Only thing i can say about it is, I ain't goin after him untill he takes the final sleep. A wounded animal is much more dangerous.


----------



## spencerhenry (Jan 4, 2010)

i am a lifelong bowhunter. never taken a bear with a bow, but i someday wish to take a brown bear. the hunter made a perfect shot on the first shot. i have a policy regardless of what kind of animal i am after, or if i am after him with a bow or a gun. that policy is to shoot put another arrow or bullet into the animal until it is DOWN. there is always the possibility that the first one didnt go exactly where you thought. i have lost more than one animal when i thought the hit was good, and he got up and ran off. it has happened with a bow, and a rifle. arrows are expensive, but i would rather throw $20 or $30 at him and make sure.


----------



## ShoerFast (Jan 4, 2010)

Good hunt! 

That's what it's all about! 

The friend is a Guide, only way there is to hunt Brown Bears. 

Bears fat can be a problem bleeding them out, if there is another chance by all means another arrow. Archery is perhaps the most humane way a bear can die, with a real lot of risk to the hunter/guide and cameraman in this case. 

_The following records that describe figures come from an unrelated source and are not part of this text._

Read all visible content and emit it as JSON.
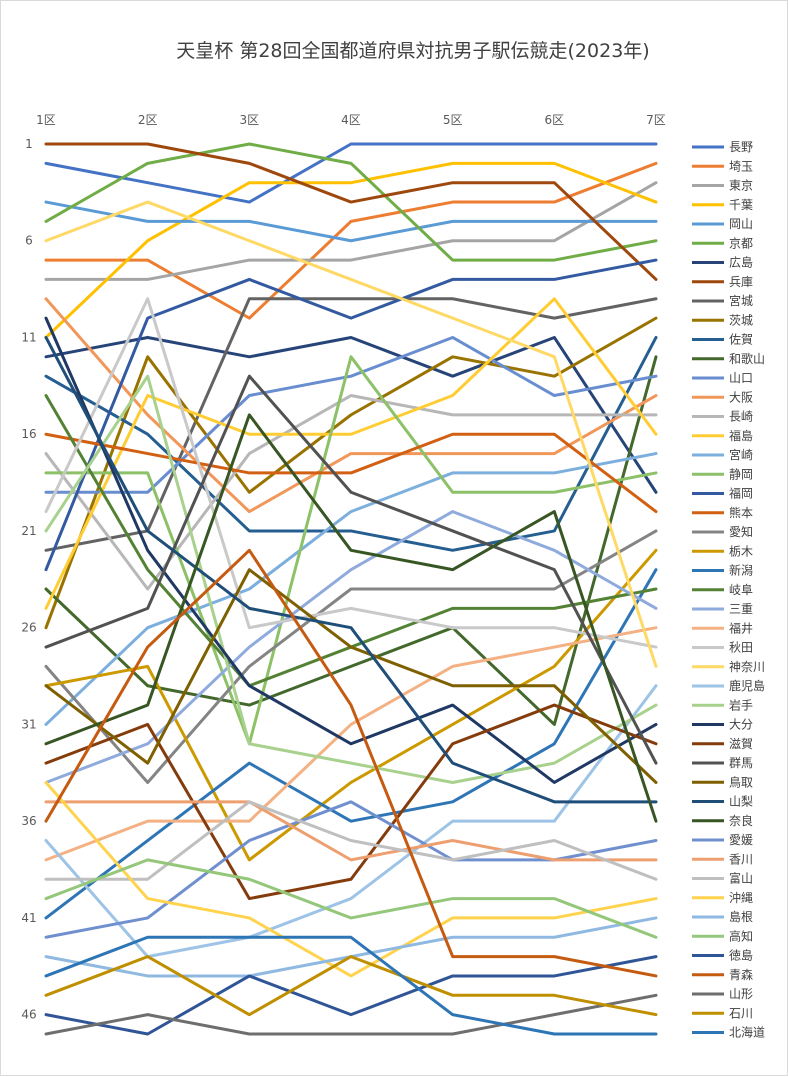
{
  "chart_data": {
    "type": "line",
    "title": "天皇杯 第28回全国都道府県対抗男子駅伝競走(2023年)",
    "categories": [
      "1区",
      "2区",
      "3区",
      "4区",
      "5区",
      "6区",
      "7区"
    ],
    "y_ticks": [
      "1",
      "6",
      "11",
      "16",
      "21",
      "26",
      "31",
      "36",
      "41",
      "46"
    ],
    "ylim": [
      1,
      47
    ],
    "y_reversed": true,
    "legend_position": "right",
    "series": [
      {
        "name": "長野",
        "color": "#4472C4",
        "values": [
          2,
          3,
          4,
          1,
          1,
          1,
          1
        ]
      },
      {
        "name": "埼玉",
        "color": "#ED7D31",
        "values": [
          7,
          7,
          10,
          5,
          4,
          4,
          2
        ]
      },
      {
        "name": "東京",
        "color": "#A5A5A5",
        "values": [
          8,
          8,
          7,
          7,
          6,
          6,
          3
        ]
      },
      {
        "name": "千葉",
        "color": "#FFC000",
        "values": [
          11,
          6,
          3,
          3,
          2,
          2,
          4
        ]
      },
      {
        "name": "岡山",
        "color": "#5B9BD5",
        "values": [
          4,
          5,
          5,
          6,
          5,
          5,
          5
        ]
      },
      {
        "name": "京都",
        "color": "#70AD47",
        "values": [
          5,
          2,
          1,
          2,
          7,
          7,
          6
        ]
      },
      {
        "name": "広島",
        "color": "#264478",
        "values": [
          12,
          11,
          12,
          11,
          13,
          11,
          19
        ]
      },
      {
        "name": "兵庫",
        "color": "#9E480E",
        "values": [
          1,
          1,
          2,
          4,
          3,
          3,
          8
        ]
      },
      {
        "name": "宮城",
        "color": "#636363",
        "values": [
          22,
          21,
          9,
          9,
          9,
          10,
          9
        ]
      },
      {
        "name": "茨城",
        "color": "#997300",
        "values": [
          26,
          12,
          19,
          15,
          12,
          13,
          10
        ]
      },
      {
        "name": "佐賀",
        "color": "#255E91",
        "values": [
          13,
          16,
          21,
          21,
          22,
          21,
          11
        ]
      },
      {
        "name": "和歌山",
        "color": "#43682B",
        "values": [
          24,
          29,
          30,
          28,
          26,
          31,
          12
        ]
      },
      {
        "name": "山口",
        "color": "#698ED0",
        "values": [
          19,
          19,
          14,
          13,
          11,
          14,
          13
        ]
      },
      {
        "name": "大阪",
        "color": "#F1975A",
        "values": [
          9,
          15,
          20,
          17,
          17,
          17,
          14
        ]
      },
      {
        "name": "長崎",
        "color": "#B7B7B7",
        "values": [
          17,
          24,
          17,
          14,
          15,
          15,
          15
        ]
      },
      {
        "name": "福島",
        "color": "#FFCD33",
        "values": [
          25,
          14,
          16,
          16,
          14,
          9,
          16
        ]
      },
      {
        "name": "宮崎",
        "color": "#7CAFDD",
        "values": [
          31,
          26,
          24,
          20,
          18,
          18,
          17
        ]
      },
      {
        "name": "静岡",
        "color": "#8CC168",
        "values": [
          18,
          18,
          32,
          12,
          19,
          19,
          18
        ]
      },
      {
        "name": "福岡",
        "color": "#335AA1",
        "values": [
          23,
          10,
          8,
          10,
          8,
          8,
          7
        ]
      },
      {
        "name": "熊本",
        "color": "#D26012",
        "values": [
          16,
          17,
          18,
          18,
          16,
          16,
          20
        ]
      },
      {
        "name": "愛知",
        "color": "#848484",
        "values": [
          28,
          34,
          28,
          24,
          24,
          24,
          21
        ]
      },
      {
        "name": "栃木",
        "color": "#CC9A00",
        "values": [
          29,
          28,
          38,
          34,
          31,
          28,
          22
        ]
      },
      {
        "name": "新潟",
        "color": "#2E75B6",
        "values": [
          41,
          37,
          33,
          36,
          35,
          32,
          23
        ]
      },
      {
        "name": "岐阜",
        "color": "#548235",
        "values": [
          14,
          23,
          29,
          27,
          25,
          25,
          24
        ]
      },
      {
        "name": "三重",
        "color": "#8FAADC",
        "values": [
          34,
          32,
          27,
          23,
          20,
          22,
          25
        ]
      },
      {
        "name": "福井",
        "color": "#F4B183",
        "values": [
          38,
          36,
          36,
          31,
          28,
          27,
          26
        ]
      },
      {
        "name": "秋田",
        "color": "#C9C9C9",
        "values": [
          20,
          9,
          26,
          25,
          26,
          26,
          27
        ]
      },
      {
        "name": "神奈川",
        "color": "#FFD966",
        "values": [
          6,
          4,
          6,
          8,
          10,
          12,
          28
        ]
      },
      {
        "name": "鹿児島",
        "color": "#9DC3E6",
        "values": [
          37,
          43,
          42,
          40,
          36,
          36,
          29
        ]
      },
      {
        "name": "岩手",
        "color": "#A9D18E",
        "values": [
          21,
          13,
          32,
          33,
          34,
          33,
          30
        ]
      },
      {
        "name": "大分",
        "color": "#203864",
        "values": [
          10,
          22,
          29,
          32,
          30,
          34,
          31
        ]
      },
      {
        "name": "滋賀",
        "color": "#843C0C",
        "values": [
          33,
          31,
          40,
          39,
          32,
          30,
          32
        ]
      },
      {
        "name": "群馬",
        "color": "#525252",
        "values": [
          27,
          25,
          13,
          19,
          21,
          23,
          33
        ]
      },
      {
        "name": "鳥取",
        "color": "#7F6000",
        "values": [
          29,
          33,
          23,
          27,
          29,
          29,
          34
        ]
      },
      {
        "name": "山梨",
        "color": "#1F4E79",
        "values": [
          11,
          21,
          25,
          26,
          33,
          35,
          35
        ]
      },
      {
        "name": "奈良",
        "color": "#375623",
        "values": [
          32,
          30,
          15,
          22,
          23,
          20,
          36
        ]
      },
      {
        "name": "愛媛",
        "color": "#6F8FCF",
        "values": [
          42,
          41,
          37,
          35,
          38,
          38,
          37
        ]
      },
      {
        "name": "香川",
        "color": "#EE9F70",
        "values": [
          35,
          35,
          35,
          38,
          37,
          38,
          38
        ]
      },
      {
        "name": "富山",
        "color": "#BFBFBF",
        "values": [
          39,
          39,
          35,
          37,
          38,
          37,
          39
        ]
      },
      {
        "name": "沖縄",
        "color": "#FFD34D",
        "values": [
          34,
          40,
          41,
          44,
          41,
          41,
          40
        ]
      },
      {
        "name": "島根",
        "color": "#8FB9E1",
        "values": [
          43,
          44,
          44,
          43,
          42,
          42,
          41
        ]
      },
      {
        "name": "高知",
        "color": "#94C77A",
        "values": [
          40,
          38,
          39,
          41,
          40,
          40,
          42
        ]
      },
      {
        "name": "徳島",
        "color": "#2F5597",
        "values": [
          46,
          47,
          44,
          46,
          44,
          44,
          43
        ]
      },
      {
        "name": "青森",
        "color": "#C55A11",
        "values": [
          36,
          27,
          22,
          30,
          43,
          43,
          44
        ]
      },
      {
        "name": "山形",
        "color": "#6E6E6E",
        "values": [
          47,
          46,
          47,
          47,
          47,
          46,
          45
        ]
      },
      {
        "name": "石川",
        "color": "#BF8F00",
        "values": [
          45,
          43,
          46,
          43,
          45,
          45,
          46
        ]
      },
      {
        "name": "北海道",
        "color": "#2E75B6",
        "values": [
          44,
          42,
          42,
          42,
          46,
          47,
          47
        ]
      }
    ]
  }
}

I enjoyed that clip, the hunt came together very well.


----------



## 056 kid (Jan 4, 2010)

ShoerFast said:


> Good hunt!
> 
> Archery is perhaps the most humane way a bear can die,
> QUOTE]
> ...


----------



## sbhooper (Jan 5, 2010)

There is far more painful damage done by a bullet. Often an animal hit with an arrow just walks off looking around like he can't figure out what bit him and then just tips over. When you shave, you hardly feel it when you get cut by the super-sharp blade. A sharp broadhead is no different. It is very humane and often kills more quickly than a rifle shot. A bad shot is a bad shot no matter what the animal is shot with, but a good bow shot will always do its job.


----------